The human brain is a wonderful thing: working out complex puzzles and making lightening quick decisions without you even realising. It is pretty frightening when you consider than blamonge in your bonce can fire off synapses in milliseconds and can mean the difference between you crossing the road successfully in the morning or being plastered all over the place. Just contemplate that a second. Pretty scary isn’t it when you consider some of the stupid things that you do, even when the old grey matter is supposedly on top form.

This morning, for instance, awoken by my alarm after a paltry four hours sleep , I instantly worked out that I could hit the snooze button a further two times before I REALLY had to get up. Even in my morning state (too terrifying for most people to comprehend) I was pretty amazed by those swift working synapses: working out that the snooze lasts for nine minutes and cross checking that with the time it takes to do the necessary - dressing, eating and plastering of slap in the morning and even factoring in that I’d be slightly quicker as there was no heating on, that old brain of mine allowed me to fall back asleep almost instantly. It was like that scene in Old School, in which Will Ferrell has to deliver a speech about American economic policy and is suddenly overcome with this awesome amount of brain power, like he’d been touched by the hand of God or something. That was just like me this morning.

When I woke up proper and contemplated what a sly little bastard my brain has been all these years, hiding away such a little talent like that, I was a little pissed off. All those years of taking me an age to do the simplest things because old grey up there couldn’t be arsed to process information that little bit quicker, all that time wasted: I felt cheated. I’m not sure if it was a case of the mind was willing and the body wasn’t, which explains the gargantuan grump I am most mornings, but still, I was a little overcome by my own self. You’ve heard of the term ‘flash of genius’, well I was privy to it, and it felt good.
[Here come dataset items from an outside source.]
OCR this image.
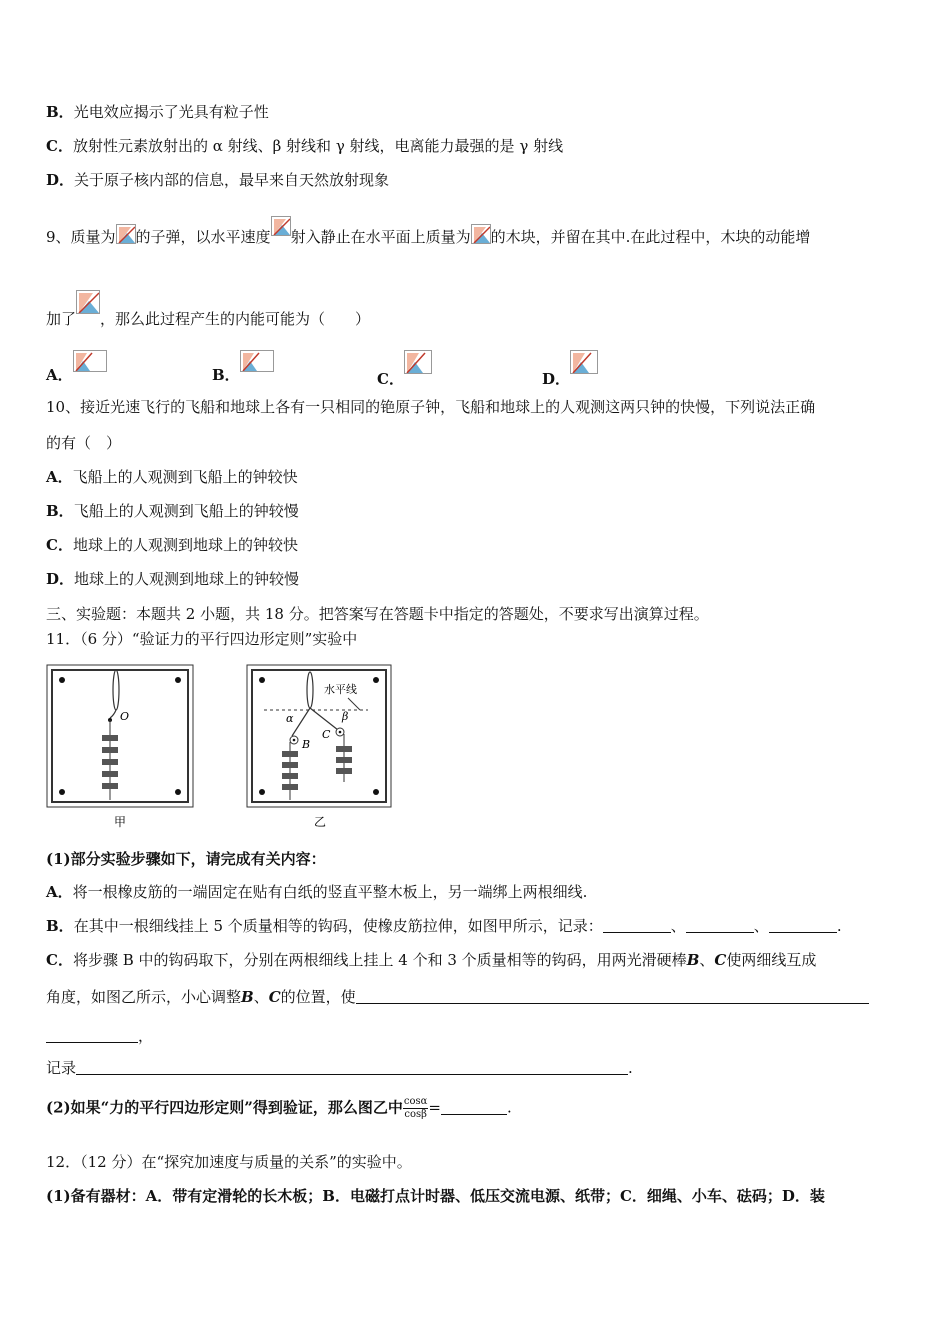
B．光电效应揭示了光具有粒子性
C．放射性元素放射出的 α 射线、β 射线和 γ 射线，电离能力最强的是 γ 射线
D．关于原子核内部的信息，最早来自天然放射现象
9、质量为 的子弹，以水平速度 射入静止在水平面上质量为 的木块，并留在其中.在此过程中，木块的动能增
加了 ，那么此过程产生的内能可能为（　　）
A．	B．	C．	D．
10、接近光速飞行的飞船和地球上各有一只相同的铯原子钟，飞船和地球上的人观测这两只钟的快慢，下列说法正确
的有（　）
A．飞船上的人观测到飞船上的钟较快
B．飞船上的人观测到飞船上的钟较慢
C．地球上的人观测到地球上的钟较快
D．地球上的人观测到地球上的钟较慢
三、实验题：本题共 2 小题，共 18 分。把答案写在答题卡中指定的答题处，不要求写出演算过程。
11．（6 分）“验证力的平行四边形定则”实验中
O
甲
水平线
α	β
B
C
乙
(1)部分实验步骤如下，请完成有关内容：
A．将一根橡皮筋的一端固定在贴有白纸的竖直平整木板上，另一端绑上两根细线.
B．在其中一根细线挂上 5 个质量相等的钩码，使橡皮筋拉伸，如图甲所示，记录：	、	、	.
C．将步骤 B 中的钩码取下，分别在两根细线上挂上 4 个和 3 个质量相等的钩码，用两光滑硬棒B、C使两细线互成
角度，如图乙所示，小心调整B、C的位置，使
，
记录	.
(2)如果“力的平行四边形定则”得到验证，那么图乙中 $\frac{\cos\alpha}{\cos\beta}$ =	.
12．（12 分）在“探究加速度与质量的关系”的实验中。
(1)备有器材：A．带有定滑轮的长木板；B．电磁打点计时器、低压交流电源、纸带；C．细绳、小车、砝码；D．装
I only wish my head would behave like this for the rest of the day. Maybe, if I could get even get a few flashes of genius in a day I would avoid doing all those embarrassing and stupid things that my day to day seem to be made of. It would be great. I wouldn’t have made the frankly disastrous choice to take a teaching a course six months ago, that provided enough stress and anxiety to make a nun ‘go postal’. I wouldn’t have wasted two and a bit hours of my life the other night on the ridiculous rental of The Illusionist, and would have spent that time doing something worthy and important...maybe. Such quick fire activity would have meant that in a particularly heavy rainstorm a couple of months ago, I would have hit the brakes on my car that bit sooner and wouldn’t have ploughed into the car in front. The absence in that moment of a speedy brain function meant that a few days later, I had to turn down the advances of the bloke that I hit, although I’m pretty sure that this particular gentleman used the ‘quick breaking/girl hitting car/girl distressed that she might have hurt someone’ as a pulling technique. When I inspected the damage he said that the other knocks had been from other accidents. Still I wouldn’t have had to receive a begging telephone call and a text message which went in to a bit too much detail on his life and being told that I ‘seem like a nice girl’: he obviously should meet me on a day that I don’t try to inflict GBH by whiplash on people. I also wouldn’t have been wracked with guilt when I made up some dross that I’m in a relationship and live with my boyfriend, which he probably saw through. Anyway, bumping into someone by accident does not mean they owe you anything. Not even a blowjob.

I need a brain to keep up with me. I need it to work doubly hard everyday to keep up with me. Hopefully that way I’d avoid accidents and all the stupid decisions which plague my life. I’d even settle for one flash of apparent speedy thought a day. It would save me from myself.